La palla passa al Minrex (Ministerio de Relaciones Exteriores) che semmai trovasse questo improbabile filantropo, sortirebbe l’effetto di triplicare i prezzi al pubblico. Nel caso sarebbero tre i soggetti coinvolti: due ministeri cubani più un soggetto straniero, e nessuno vorrà rimetterci. Intanto i clienti rimangono al palo, dovendo rivolgersi ai loro parenti all’estero anche per questa merce. Rimane il mistero di uno Stato che si accanisce su piccole aziende non legate a corporazioni, mentre stende ponti d’oro ai Mipyme.
Conclusioni
Il valore più grande che si è perso in quest’ultimo decennio di crisi è la solidarietà tra la gente – fattore trainante della ripresa dopo il periodo especial degli anni 90 – evaporata definitivamente nel post Covid.

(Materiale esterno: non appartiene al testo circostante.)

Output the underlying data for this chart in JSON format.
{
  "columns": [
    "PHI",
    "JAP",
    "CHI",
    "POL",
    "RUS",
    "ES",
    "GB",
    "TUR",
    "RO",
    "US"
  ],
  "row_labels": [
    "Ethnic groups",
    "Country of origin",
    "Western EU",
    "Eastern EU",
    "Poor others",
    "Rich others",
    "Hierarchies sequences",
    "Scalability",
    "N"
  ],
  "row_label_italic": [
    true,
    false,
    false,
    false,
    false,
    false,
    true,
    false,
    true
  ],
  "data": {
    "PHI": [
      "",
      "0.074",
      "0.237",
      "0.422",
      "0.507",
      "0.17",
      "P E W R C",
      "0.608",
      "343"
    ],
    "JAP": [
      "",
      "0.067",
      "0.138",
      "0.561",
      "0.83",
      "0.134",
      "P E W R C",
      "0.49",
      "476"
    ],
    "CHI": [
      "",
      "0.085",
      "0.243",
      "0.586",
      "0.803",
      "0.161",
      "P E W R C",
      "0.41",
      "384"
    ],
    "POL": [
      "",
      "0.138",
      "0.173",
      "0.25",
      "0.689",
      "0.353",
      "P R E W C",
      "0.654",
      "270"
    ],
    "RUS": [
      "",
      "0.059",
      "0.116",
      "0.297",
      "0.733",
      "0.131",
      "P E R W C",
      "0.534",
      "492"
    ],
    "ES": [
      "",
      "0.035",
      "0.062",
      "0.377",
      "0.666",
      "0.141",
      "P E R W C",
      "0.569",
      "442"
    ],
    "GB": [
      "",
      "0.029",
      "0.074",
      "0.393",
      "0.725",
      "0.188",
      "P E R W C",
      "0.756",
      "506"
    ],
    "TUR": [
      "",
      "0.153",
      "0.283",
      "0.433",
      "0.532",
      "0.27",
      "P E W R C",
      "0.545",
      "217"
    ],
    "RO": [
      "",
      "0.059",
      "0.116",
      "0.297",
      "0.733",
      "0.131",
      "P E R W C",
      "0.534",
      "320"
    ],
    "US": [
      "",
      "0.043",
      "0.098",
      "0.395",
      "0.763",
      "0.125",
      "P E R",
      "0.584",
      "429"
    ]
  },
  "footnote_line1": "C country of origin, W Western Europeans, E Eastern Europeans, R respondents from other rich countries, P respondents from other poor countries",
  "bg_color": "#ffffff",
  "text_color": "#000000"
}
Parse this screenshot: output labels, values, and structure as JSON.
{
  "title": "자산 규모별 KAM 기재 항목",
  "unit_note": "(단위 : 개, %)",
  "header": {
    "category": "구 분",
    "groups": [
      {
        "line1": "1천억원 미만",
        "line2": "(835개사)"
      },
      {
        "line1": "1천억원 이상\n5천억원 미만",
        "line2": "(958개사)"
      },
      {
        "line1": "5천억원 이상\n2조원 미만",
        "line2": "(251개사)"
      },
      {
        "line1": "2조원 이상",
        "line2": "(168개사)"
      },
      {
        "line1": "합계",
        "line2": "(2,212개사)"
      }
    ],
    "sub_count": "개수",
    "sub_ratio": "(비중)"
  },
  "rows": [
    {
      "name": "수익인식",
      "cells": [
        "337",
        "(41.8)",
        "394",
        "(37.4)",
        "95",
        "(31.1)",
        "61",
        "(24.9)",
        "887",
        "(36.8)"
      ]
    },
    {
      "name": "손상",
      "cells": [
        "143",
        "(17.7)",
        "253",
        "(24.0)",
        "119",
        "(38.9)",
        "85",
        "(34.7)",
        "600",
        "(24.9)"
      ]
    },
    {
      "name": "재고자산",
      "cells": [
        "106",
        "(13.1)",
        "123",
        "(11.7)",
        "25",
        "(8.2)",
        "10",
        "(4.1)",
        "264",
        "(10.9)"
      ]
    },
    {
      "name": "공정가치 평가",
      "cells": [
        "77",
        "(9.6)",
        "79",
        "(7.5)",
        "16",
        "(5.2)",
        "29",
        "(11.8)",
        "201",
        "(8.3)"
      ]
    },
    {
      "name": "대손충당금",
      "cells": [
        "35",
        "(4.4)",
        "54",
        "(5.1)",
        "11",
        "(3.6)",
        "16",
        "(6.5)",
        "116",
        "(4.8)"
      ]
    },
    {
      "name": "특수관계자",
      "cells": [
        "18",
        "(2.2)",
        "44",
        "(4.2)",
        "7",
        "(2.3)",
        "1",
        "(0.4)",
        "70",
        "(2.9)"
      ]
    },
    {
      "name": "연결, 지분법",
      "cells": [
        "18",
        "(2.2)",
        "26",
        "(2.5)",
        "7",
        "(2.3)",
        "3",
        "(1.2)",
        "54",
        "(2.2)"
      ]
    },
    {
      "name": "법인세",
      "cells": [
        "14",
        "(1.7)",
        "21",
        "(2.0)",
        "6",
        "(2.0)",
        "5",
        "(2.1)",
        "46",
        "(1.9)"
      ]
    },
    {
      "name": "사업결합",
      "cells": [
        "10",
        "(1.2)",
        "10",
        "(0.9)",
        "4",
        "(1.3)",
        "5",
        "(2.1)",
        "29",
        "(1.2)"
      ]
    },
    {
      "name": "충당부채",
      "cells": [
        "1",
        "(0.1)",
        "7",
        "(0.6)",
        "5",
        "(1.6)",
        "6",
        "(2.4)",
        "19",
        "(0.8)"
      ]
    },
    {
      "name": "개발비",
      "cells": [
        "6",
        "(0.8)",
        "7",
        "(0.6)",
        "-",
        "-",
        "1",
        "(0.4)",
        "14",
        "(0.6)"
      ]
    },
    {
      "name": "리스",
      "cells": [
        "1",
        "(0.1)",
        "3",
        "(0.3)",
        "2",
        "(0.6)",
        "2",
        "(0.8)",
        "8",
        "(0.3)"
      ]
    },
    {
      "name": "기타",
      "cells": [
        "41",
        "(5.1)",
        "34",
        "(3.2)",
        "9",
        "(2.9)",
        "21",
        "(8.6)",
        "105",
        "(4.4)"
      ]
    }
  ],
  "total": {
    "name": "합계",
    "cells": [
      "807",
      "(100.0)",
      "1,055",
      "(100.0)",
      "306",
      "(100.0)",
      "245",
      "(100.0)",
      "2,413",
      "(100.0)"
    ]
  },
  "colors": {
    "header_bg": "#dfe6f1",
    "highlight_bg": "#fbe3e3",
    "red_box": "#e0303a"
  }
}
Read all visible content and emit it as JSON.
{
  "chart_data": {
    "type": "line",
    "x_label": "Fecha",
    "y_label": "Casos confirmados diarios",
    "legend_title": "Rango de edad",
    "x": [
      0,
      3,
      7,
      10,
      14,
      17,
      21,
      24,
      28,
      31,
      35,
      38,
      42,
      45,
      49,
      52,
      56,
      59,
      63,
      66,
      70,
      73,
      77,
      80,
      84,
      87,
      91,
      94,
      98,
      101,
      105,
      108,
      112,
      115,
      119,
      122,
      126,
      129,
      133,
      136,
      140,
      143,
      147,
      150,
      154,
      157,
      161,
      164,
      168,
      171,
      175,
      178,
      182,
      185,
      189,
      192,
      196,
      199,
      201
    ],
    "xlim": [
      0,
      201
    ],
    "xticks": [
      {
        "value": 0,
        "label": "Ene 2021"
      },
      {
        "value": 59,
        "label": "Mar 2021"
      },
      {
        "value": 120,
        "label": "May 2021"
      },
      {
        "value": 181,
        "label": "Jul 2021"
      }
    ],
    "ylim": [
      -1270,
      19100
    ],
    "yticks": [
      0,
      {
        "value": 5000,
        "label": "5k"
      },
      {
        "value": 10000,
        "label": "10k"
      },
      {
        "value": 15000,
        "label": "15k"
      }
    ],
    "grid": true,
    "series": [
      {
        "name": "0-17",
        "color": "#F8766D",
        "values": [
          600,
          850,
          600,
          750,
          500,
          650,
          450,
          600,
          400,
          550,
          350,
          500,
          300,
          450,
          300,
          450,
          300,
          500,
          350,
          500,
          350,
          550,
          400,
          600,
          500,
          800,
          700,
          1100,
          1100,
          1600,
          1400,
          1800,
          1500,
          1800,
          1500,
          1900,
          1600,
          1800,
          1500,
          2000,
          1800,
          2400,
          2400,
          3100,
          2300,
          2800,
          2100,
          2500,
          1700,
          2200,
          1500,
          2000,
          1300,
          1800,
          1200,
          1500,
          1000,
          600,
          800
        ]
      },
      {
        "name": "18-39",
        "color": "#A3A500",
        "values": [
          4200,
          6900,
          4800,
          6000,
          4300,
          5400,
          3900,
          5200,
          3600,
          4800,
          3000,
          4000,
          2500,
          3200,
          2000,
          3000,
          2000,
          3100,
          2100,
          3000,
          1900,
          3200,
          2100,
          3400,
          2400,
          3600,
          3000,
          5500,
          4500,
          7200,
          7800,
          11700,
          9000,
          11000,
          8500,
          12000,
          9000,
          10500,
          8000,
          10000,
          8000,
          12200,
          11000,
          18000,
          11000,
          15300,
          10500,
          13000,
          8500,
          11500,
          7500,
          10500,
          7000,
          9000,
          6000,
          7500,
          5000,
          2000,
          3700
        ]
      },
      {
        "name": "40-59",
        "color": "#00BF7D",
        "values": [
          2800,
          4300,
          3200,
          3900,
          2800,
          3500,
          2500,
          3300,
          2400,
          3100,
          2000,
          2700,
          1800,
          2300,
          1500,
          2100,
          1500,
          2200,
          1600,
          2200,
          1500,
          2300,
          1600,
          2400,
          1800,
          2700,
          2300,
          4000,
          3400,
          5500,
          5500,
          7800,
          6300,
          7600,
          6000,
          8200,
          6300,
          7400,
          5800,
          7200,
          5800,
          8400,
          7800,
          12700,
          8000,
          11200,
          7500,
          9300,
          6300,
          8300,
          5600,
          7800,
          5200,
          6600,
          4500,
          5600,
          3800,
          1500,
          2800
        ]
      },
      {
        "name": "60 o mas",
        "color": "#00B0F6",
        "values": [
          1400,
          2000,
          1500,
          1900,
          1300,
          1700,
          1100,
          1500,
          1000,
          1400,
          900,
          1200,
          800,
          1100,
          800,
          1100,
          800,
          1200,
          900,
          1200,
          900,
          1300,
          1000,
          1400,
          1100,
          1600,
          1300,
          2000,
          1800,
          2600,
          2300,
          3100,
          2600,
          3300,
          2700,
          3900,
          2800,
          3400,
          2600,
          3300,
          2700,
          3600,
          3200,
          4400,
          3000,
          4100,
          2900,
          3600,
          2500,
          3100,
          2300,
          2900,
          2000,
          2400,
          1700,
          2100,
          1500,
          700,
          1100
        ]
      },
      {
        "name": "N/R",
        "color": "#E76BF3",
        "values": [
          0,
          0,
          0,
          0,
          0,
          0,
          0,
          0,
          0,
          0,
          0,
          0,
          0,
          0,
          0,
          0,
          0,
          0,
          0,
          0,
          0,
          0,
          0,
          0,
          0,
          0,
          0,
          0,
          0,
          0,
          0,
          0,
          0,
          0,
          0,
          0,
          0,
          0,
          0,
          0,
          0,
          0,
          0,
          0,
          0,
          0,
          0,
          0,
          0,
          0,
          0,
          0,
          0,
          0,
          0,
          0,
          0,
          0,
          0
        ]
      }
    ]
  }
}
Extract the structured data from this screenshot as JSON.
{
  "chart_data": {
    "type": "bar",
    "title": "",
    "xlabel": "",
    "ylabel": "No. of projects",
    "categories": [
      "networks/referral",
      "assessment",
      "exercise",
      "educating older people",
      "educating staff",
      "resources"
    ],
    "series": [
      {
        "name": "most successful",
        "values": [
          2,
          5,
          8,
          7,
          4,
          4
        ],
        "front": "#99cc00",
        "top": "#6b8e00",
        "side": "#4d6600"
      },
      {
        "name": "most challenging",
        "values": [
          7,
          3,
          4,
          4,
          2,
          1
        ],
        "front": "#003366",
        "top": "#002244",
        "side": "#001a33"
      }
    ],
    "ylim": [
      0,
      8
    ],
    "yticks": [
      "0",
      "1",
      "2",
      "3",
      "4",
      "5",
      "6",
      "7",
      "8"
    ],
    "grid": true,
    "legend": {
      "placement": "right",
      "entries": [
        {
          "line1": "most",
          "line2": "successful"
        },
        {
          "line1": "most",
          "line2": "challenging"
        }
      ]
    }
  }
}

Come si dice oggi “non c’è peggior nemico del cubano, del cubano stesso”. L’ascesa del commercio privato che ha favorito la nascita di un’élite che ha lasciato indietro il resto della popolazione, il persistere di un embargo caratterizzato da una finanza internazionale che limita l’accesso ai trasferimenti di denaro per il ceto impoverito, l’ottusità di un regime che conferma lo status quo con il suo assenteismo, sono i fattori principali della deriva attuale, aggravata dalla inconsapevolezza del cubano che sogna Miami senza rendersi conto che, se il comunismo male inteso è stato causa della sua miseria, il consumismo come valore sostitutivo potrebbe essere anche peggio.